Anyway, I don’t really expect to do much live-blogging as, well, I’m eating. But we’ll see.
UPDATE (7:04):
Ryan Blethen needs a shave. Or perhaps to fully grow out that beard. I’m not sure.
UPDATE (7:05):
Dino Rossi is a liar and an asshole. I’m just sayin’. (I mean, really. Did you hear that opening statement? What a prick.)
UPDATE (7:12):
Would you have voted for the House bailout. Gregoire said she didn’t know about that one, but she would have voted for senate bill. Rossi wouldn’t answer at all, and went straight back on the attack.
UPDATE (7:18):
Is this effective? I mean, every single one of Rossi’s answers is an attack on Gregoire. All of them.
UPDATE (7:31):
Clearly, Dino Rossi is going for the angry voter vote. I dunno, maybe that’s a good strategy. But he comes off as, well, angry.
UPDATE (7:34):
Two and a Half Men is really looking appealing right about now.
UPDATE (7:35):
There’s a question on water rights. Let’s see how Rossi turns this into an attack on Gregoire….
UPDATE (7:38):
Yup.. the water issue is about “changing the culture in Olympia,” and replacing folks there with “reasonable, responsible people”… you know, unlike that goddamn unreasonable, irresponsible Gregoire.
UPDATE (7:40):
Question on gang violence in Eastern Washington… Rossi attacks Gregoire for releasing sex offenders and violent criminals, blaming her for the death of three police officers. You know, because she’s a bad person. Gregoire answers the question by talking about anti-gang legislation, and focusing on education.
UPDATE (7:46):
Buildergate question! Rossi… allegations were false, but if they were true, there’s nothing wrong with what, you know, I didn’t do. Rossi switches the conversation to talk about voter fraud. Gregoire turns the conversation to the BIAW… Rossi voted 99%… then to her “one Washington” speech.
UPDATE (7:48):
Rossi’s fans in the audience are as angry and rude as he is, trying to shout down the governor.
UPDATE (7:49):
Did I mention that Rossi is a liar and an asshole? Dems were trying to disenfranchise military voters by trying to get him to cop to being a Republican? What bullshit.
UPDATE (7:52):
Now he’s lying about the Spokane compact, and accusing Gregoire of “laundering” money. And this to a question about whether driver licenses should be limited to US citizens. (And by the way, to my friends in the media, Rossi’s ability to lie about the Spokane compact is all your fault. You got it wrong. I told you. And you’ve refused to correct it.)
UPDATE (7:53):
It’s almost over, thank God.
UPDATE (7:56):
Oh god I feel sorry for the governor to have to stand on stage with that prick. I mean really.
UPDATE (7:59):
This was the first gubernatorial debate I watched live, at one sitting. I feel dirty. I need a beer and a shower. Maybe sandblasting.
FINAL THOUGHTS:
You know, the media old timers seemed to think that Rossi won the first two debates, but if so, and he was anywhere near the asshole in those debates as he was in this one, then I just have to assume our media is filled with assholes too. What else could explain it?

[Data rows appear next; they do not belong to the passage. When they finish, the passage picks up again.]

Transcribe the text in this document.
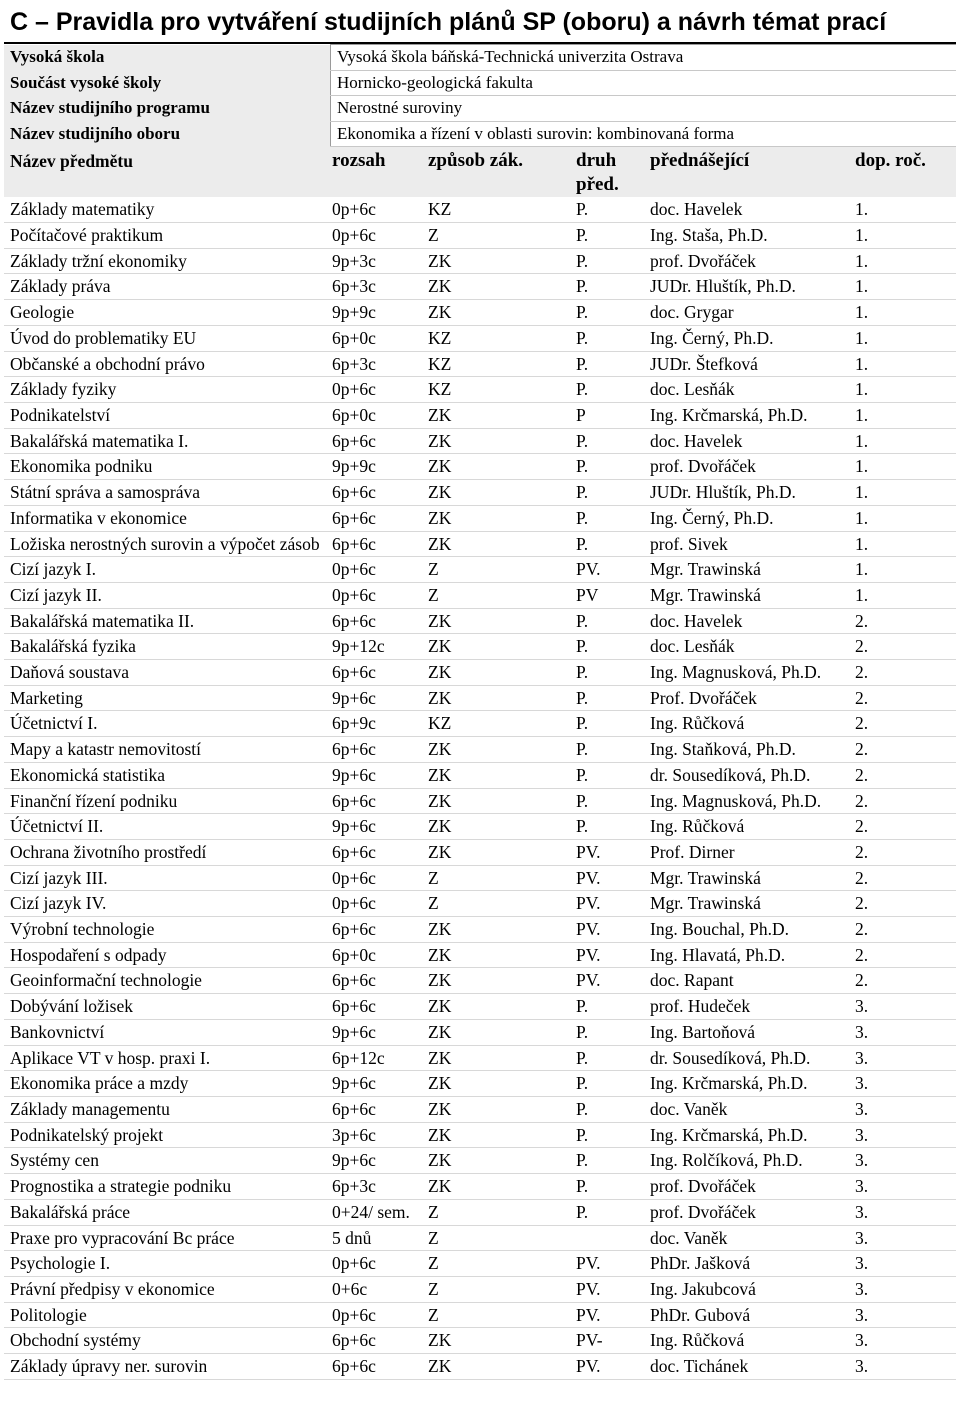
C – Pravidla pro vytváření studijních plánů SP (oboru) a návrh témat prací
Vysoká škola	Vysoká škola báňská-Technická univerzita Ostrava
Součást vysoké školy	Hornicko-geologická fakulta
Název studijního programu	Nerostné suroviny
Název studijního oboru	Ekonomika a řízení v oblasti surovin: kombinovaná forma
Název předmětu	rozsah	způsob zák.	druh před.	přednášející	dop. roč.
Základy matematiky	0p+6c	KZ	P.	doc. Havelek	1.
Počítačové praktikum	0p+6c	Z	P.	Ing. Staša, Ph.D.	1.
Základy tržní ekonomiky	9p+3c	ZK	P.	prof. Dvořáček	1.
Základy práva	6p+3c	ZK	P.	JUDr. Hluštík, Ph.D.	1.
Geologie	9p+9c	ZK	P.	doc. Grygar	1.
Úvod do problematiky EU	6p+0c	KZ	P.	Ing. Černý, Ph.D.	1.
Občanské a obchodní právo	6p+3c	KZ	P.	JUDr. Štefková	1.
Základy fyziky	0p+6c	KZ	P.	doc. Lesňák	1.
Podnikatelství	6p+0c	ZK	P	Ing. Krčmarská, Ph.D.	1.
Bakalářská matematika I.	6p+6c	ZK	P.	doc. Havelek	1.
Ekonomika podniku	9p+9c	ZK	P.	prof. Dvořáček	1.
Státní správa a samospráva	6p+6c	ZK	P.	JUDr. Hluštík, Ph.D.	1.
Informatika v ekonomice	6p+6c	ZK	P.	Ing. Černý, Ph.D.	1.
Ložiska nerostných surovin a výpočet zásob	6p+6c	ZK	P.	prof. Sivek	1.
Cizí jazyk I.	0p+6c	Z	PV.	Mgr. Trawinská	1.
Cizí jazyk II.	0p+6c	Z	PV	Mgr. Trawinská	1.
Bakalářská matematika II.	6p+6c	ZK	P.	doc. Havelek	2.
Bakalářská fyzika	9p+12c	ZK	P.	doc. Lesňák	2.
Daňová soustava	6p+6c	ZK	P.	Ing. Magnusková, Ph.D.	2.
Marketing	9p+6c	ZK	P.	Prof. Dvořáček	2.
Účetnictví I.	6p+9c	KZ	P.	Ing. Růčková	2.
Mapy a katastr nemovitostí	6p+6c	ZK	P.	Ing. Staňková, Ph.D.	2.
Ekonomická statistika	9p+6c	ZK	P.	dr. Sousedíková, Ph.D.	2.
Finanční řízení podniku	6p+6c	ZK	P.	Ing. Magnusková, Ph.D.	2.
Účetnictví II.	9p+6c	ZK	P.	Ing. Růčková	2.
Ochrana životního prostředí	6p+6c	ZK	PV.	Prof. Dirner	2.
Cizí jazyk III.	0p+6c	Z	PV.	Mgr. Trawinská	2.
Cizí jazyk IV.	0p+6c	Z	PV.	Mgr. Trawinská	2.
Výrobní technologie	6p+6c	ZK	PV.	Ing. Bouchal, Ph.D.	2.
Hospodaření s odpady	6p+0c	ZK	PV.	Ing. Hlavatá, Ph.D.	2.
Geoinformační technologie	6p+6c	ZK	PV.	doc. Rapant	2.
Dobývání ložisek	6p+6c	ZK	P.	prof. Hudeček	3.
Bankovnictví	9p+6c	ZK	P.	Ing. Bartoňová	3.
Aplikace VT v hosp. praxi I.	6p+12c	ZK	P.	dr. Sousedíková, Ph.D.	3.
Ekonomika práce a mzdy	9p+6c	ZK	P.	Ing. Krčmarská, Ph.D.	3.
Základy managementu	6p+6c	ZK	P.	doc. Vaněk	3.
Podnikatelský projekt	3p+6c	ZK	P.	Ing. Krčmarská, Ph.D.	3.
Systémy cen	9p+6c	ZK	P.	Ing. Rolčíková, Ph.D.	3.
Prognostika a strategie podniku	6p+3c	ZK	P.	prof. Dvořáček	3.
Bakalářská práce	0+24/ sem.	Z	P.	prof. Dvořáček	3.
Praxe pro vypracování Bc práce	5 dnů	Z		doc. Vaněk	3.
Psychologie I.	0p+6c	Z	PV.	PhDr. Jašková	3.
Právní předpisy v ekonomice	0+6c	Z	PV.	Ing. Jakubcová	3.
Politologie	0p+6c	Z	PV.	PhDr. Gubová	3.
Obchodní systémy	6p+6c	ZK	PV-	Ing. Růčková	3.
Základy úpravy ner. surovin	6p+6c	ZK	PV.	doc. Tichánek	3.
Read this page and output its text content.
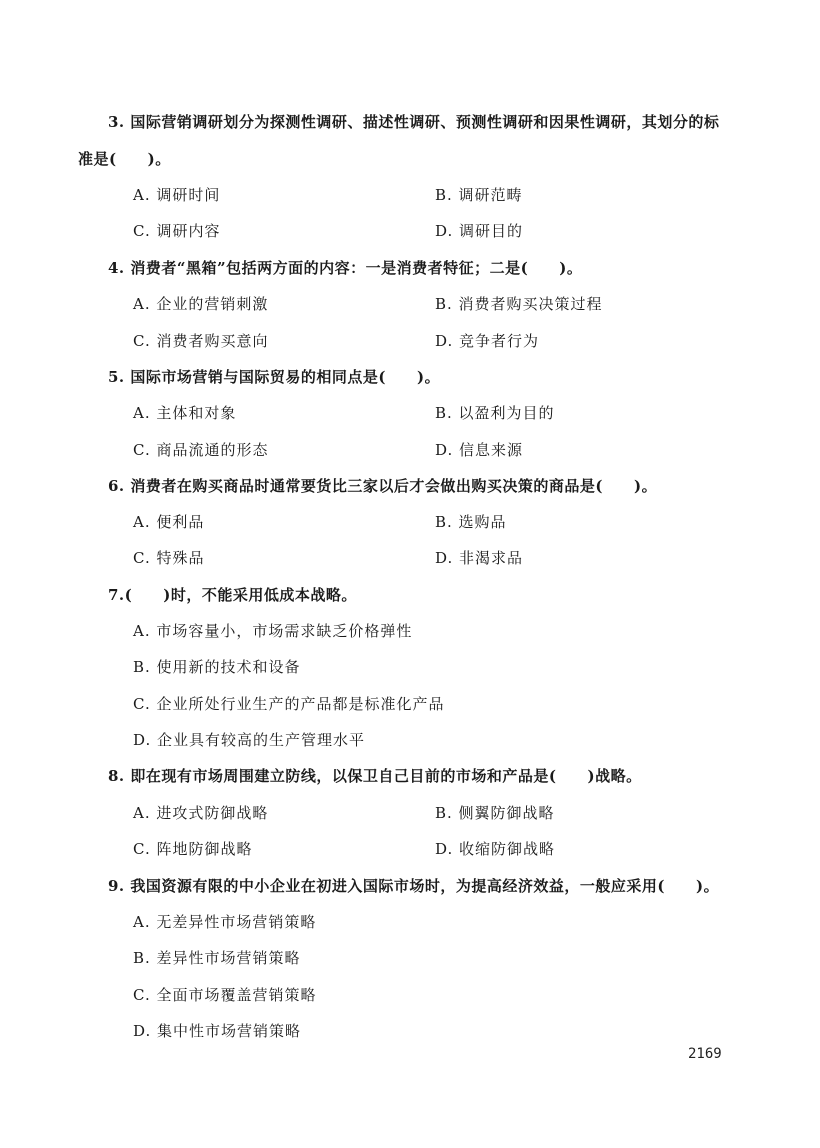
3. 国际营销调研划分为探测性调研、描述性调研、预测性调研和因果性调研，其划分的标
准是(　　)。
A. 调研时间	B. 调研范畴
C. 调研内容	D. 调研目的
4. 消费者“黑箱”包括两方面的内容：一是消费者特征；二是(　　)。
A. 企业的营销刺激	B. 消费者购买决策过程
C. 消费者购买意向	D. 竞争者行为
5. 国际市场营销与国际贸易的相同点是(　　)。
A. 主体和对象	B. 以盈利为目的
C. 商品流通的形态	D. 信息来源
6. 消费者在购买商品时通常要货比三家以后才会做出购买决策的商品是(　　)。
A. 便利品	B. 选购品
C. 特殊品	D. 非渴求品
7.(　　)时，不能采用低成本战略。
A. 市场容量小，市场需求缺乏价格弹性
B. 使用新的技术和设备
C. 企业所处行业生产的产品都是标准化产品
D. 企业具有较高的生产管理水平
8. 即在现有市场周围建立防线，以保卫自己目前的市场和产品是(　　)战略。
A. 进攻式防御战略	B. 侧翼防御战略
C. 阵地防御战略	D. 收缩防御战略
9. 我国资源有限的中小企业在初进入国际市场时，为提高经济效益，一般应采用(　　)。
A. 无差异性市场营销策略
B. 差异性市场营销策略
C. 全面市场覆盖营销策略
D. 集中性市场营销策略
2169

Don’t get me wrong, I’ve got nothing against assholes, if they’re on my side. But I’m not normal. I’m not the typical voter. And I just have trouble believing that most voters want an asshole as governor.
It wasn’t a great debate, but Gregoire at least made an effort to answer some of the questions when she didn’t get distracted by refuting Rossi’s slander. Meanwhile, Rossi just concentrated on being a dick. “Culture of Olympia” my ass.
And people tell me he’s likable. If Rossi’s likable, I’m the most popular kid in school. I just don’t get it.